In the name of God. Amen.
One of the main things that’s been racing through my mind again and again as we move toward Easter this year is the recognition that this is the first time we’ve made this spiritual pilgrimage together – I mean physically together – for three years. This will be my fifth time to journey through Lent, Palm Sunday, Holy Week, and Easter with you. But half of those times that have passed were spent in strange, even sometimes painful isolation.
One of the innovations of that time apart has been the display of Easter decorations that Michael dreamed up, and that we’ve used for celebratory times over the past two years – the candles rising up around the altar, pointing us toward the cross. The huge branches of forsythia that we would collect and arrange as Easter flowers. Even the way we were seated around the altar. All of those things were initially designed to try to take the Resurrection of Jesus Christ and portray it on a flat screen – in two dimensions.
We did it because we had to – it was all we had at the time, and we had to try to capture the glory of the moment in whatever way we could. But approaching this celebration now, from a new (old? renewed?) perspective, it occurs to me how sort of ridiculous that was – flattening the Resurrection.
We tried to stretch the drama as far as we could in our two dimensions, but the fact is, the Resurrection of Jesus Christ cannot be contained in two dimensions. It takes every dimension we have – left, right; up, down; forward and backward, in and out, living in the present with an eye to the future and an ear to the past.
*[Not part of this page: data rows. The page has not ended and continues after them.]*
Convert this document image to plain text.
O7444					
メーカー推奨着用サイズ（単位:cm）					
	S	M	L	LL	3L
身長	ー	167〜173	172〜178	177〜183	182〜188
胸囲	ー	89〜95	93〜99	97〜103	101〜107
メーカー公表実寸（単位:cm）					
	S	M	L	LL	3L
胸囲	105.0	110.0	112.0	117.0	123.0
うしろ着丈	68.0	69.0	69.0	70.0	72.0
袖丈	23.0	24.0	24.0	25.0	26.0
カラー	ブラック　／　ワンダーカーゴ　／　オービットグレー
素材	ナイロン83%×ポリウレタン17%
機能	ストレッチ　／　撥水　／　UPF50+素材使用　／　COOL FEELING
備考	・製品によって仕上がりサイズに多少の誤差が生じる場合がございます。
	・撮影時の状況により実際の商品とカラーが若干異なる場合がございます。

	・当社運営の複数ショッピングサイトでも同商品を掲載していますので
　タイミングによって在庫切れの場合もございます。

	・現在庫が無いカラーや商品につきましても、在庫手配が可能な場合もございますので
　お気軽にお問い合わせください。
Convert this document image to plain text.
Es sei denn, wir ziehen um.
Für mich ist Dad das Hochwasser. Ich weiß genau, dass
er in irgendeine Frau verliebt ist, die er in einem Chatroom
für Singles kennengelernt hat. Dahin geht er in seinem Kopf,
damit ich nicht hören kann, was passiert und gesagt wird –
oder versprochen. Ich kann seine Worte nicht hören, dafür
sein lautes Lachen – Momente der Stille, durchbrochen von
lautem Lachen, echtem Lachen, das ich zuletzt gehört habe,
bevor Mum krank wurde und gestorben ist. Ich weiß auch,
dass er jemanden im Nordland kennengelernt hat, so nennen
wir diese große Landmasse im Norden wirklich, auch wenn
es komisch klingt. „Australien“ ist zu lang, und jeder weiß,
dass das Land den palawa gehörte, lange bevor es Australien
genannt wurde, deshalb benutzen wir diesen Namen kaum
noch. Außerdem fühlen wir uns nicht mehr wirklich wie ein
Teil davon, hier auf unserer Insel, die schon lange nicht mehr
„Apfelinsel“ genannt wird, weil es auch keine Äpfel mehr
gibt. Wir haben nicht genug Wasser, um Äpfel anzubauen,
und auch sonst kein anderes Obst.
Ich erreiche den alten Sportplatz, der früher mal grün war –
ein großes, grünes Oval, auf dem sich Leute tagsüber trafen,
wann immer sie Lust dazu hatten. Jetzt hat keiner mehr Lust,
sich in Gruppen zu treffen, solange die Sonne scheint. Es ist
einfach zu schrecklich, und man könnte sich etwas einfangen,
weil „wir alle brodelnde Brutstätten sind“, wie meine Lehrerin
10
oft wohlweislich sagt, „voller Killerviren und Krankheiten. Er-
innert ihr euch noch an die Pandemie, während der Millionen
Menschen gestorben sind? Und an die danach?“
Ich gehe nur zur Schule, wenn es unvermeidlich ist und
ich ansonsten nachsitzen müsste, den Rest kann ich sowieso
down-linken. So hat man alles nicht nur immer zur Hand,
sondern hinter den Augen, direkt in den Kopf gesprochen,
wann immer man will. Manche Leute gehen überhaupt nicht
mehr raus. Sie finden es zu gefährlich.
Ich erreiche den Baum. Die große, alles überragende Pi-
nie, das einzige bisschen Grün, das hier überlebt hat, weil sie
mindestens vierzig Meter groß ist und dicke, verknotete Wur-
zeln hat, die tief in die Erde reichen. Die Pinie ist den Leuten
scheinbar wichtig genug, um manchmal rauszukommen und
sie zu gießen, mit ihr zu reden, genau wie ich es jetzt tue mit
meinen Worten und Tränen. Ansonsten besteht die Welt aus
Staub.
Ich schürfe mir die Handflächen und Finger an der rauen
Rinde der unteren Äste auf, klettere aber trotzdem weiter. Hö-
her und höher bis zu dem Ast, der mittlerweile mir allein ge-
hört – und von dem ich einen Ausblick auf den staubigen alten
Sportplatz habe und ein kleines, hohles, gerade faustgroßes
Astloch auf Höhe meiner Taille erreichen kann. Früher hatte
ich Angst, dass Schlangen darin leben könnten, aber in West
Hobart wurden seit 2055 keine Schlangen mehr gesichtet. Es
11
I think we’ve always known that. But two Easters apart have taught us in as intimate a way as we could probably imagine, the value of our embodied selves. We can’t flatten the Resurrection and we can’t flatten our community. These are aspect of the Christian life that yearn to pop. They’re not just pursuits of the mind, but yearnings of the heart, strivings of the soul…
This is part of the message that Jesus shares with us in the Gospel today: cling to what is fleeting; embrace it, appreciate it. When it’s gone, it’s gone.
I wonder how much our experience of the pandemic might have been different if we’d known that that applied to this part of our life. We all know, all too well, that flesh is fleeting, and that our time with our loved ones is precious. But I don’t know anyone who went into the pandemic thinking that the church was anything but a stable fixture that couldn’t be moved – whether they took advantage of it or not. I don’t know anyone who didn’t trust that the rhythm of church being available for the taking on Sunday morning would continue forever. Even in places where there were (and are) legitimate fears that a particular community might not survive, there was never a fear that church would just stop being available in the ways we’ve come to expect and rely on.
And then that day came. We shut the doors and tried to flatten our expressions of our inherently multi-dimensional faith.
Of course, this isn’t meant to diminish in any way our online ministry. It was valuable to us all when it was all we had, and it’s still valuable to a lot of people – people that are every bit as much a part of St. David’s as anyone sitting in this room. But I would bet that even for those of you who still primarily experience the church through our livestream – I would bet that you also recognize that there’s something different now that we have more multi-dimensional humans physically gathered together. We’re not so flat as a community. I would bet that this reality enriches our online ministry, too.
Jesus isn’t telling us to forget the needs of the poor (or any other group of oppressed or suffering people) – just like our physical gatherings can’t lead us to forget the needs of our online ministry. But he did realize that our focus, at least at that time, needed to be on what was fleeting. And that we would regret it if we missed this opportunity. He would only be around for a while. Seize the day.
I wonder how much our experience of pandemic might have been different if we’d known in advance that we’d be losing something that once seemed so immovable.
And I wonder how knowing now what we didn’t know then will change us going forward. What will we cling to? What will we let go of? What were we clinging to that, in our experience of the past couple of years, now seems less important. What was snapped from our clenched fingertips that now we’re trying to reclaim?
I suspect that a lot of the earlier days of living into a Resurrection reality were spent focusing on questions like this. What is true now?
Jesus was pointing the way before he left. Value the relationships. Respect the embodiment of the community. It’s good to feel stable, but remember that the world can shift in a radically different direction without us expecting it. Identify what means the most and appreciate it while you have it.
I’m glad we’re together again. I know more now how important that really is than I did back then. And I’m eager to see who we are now – who our experience has made us to be… What new dimensions have been revealed… Amen.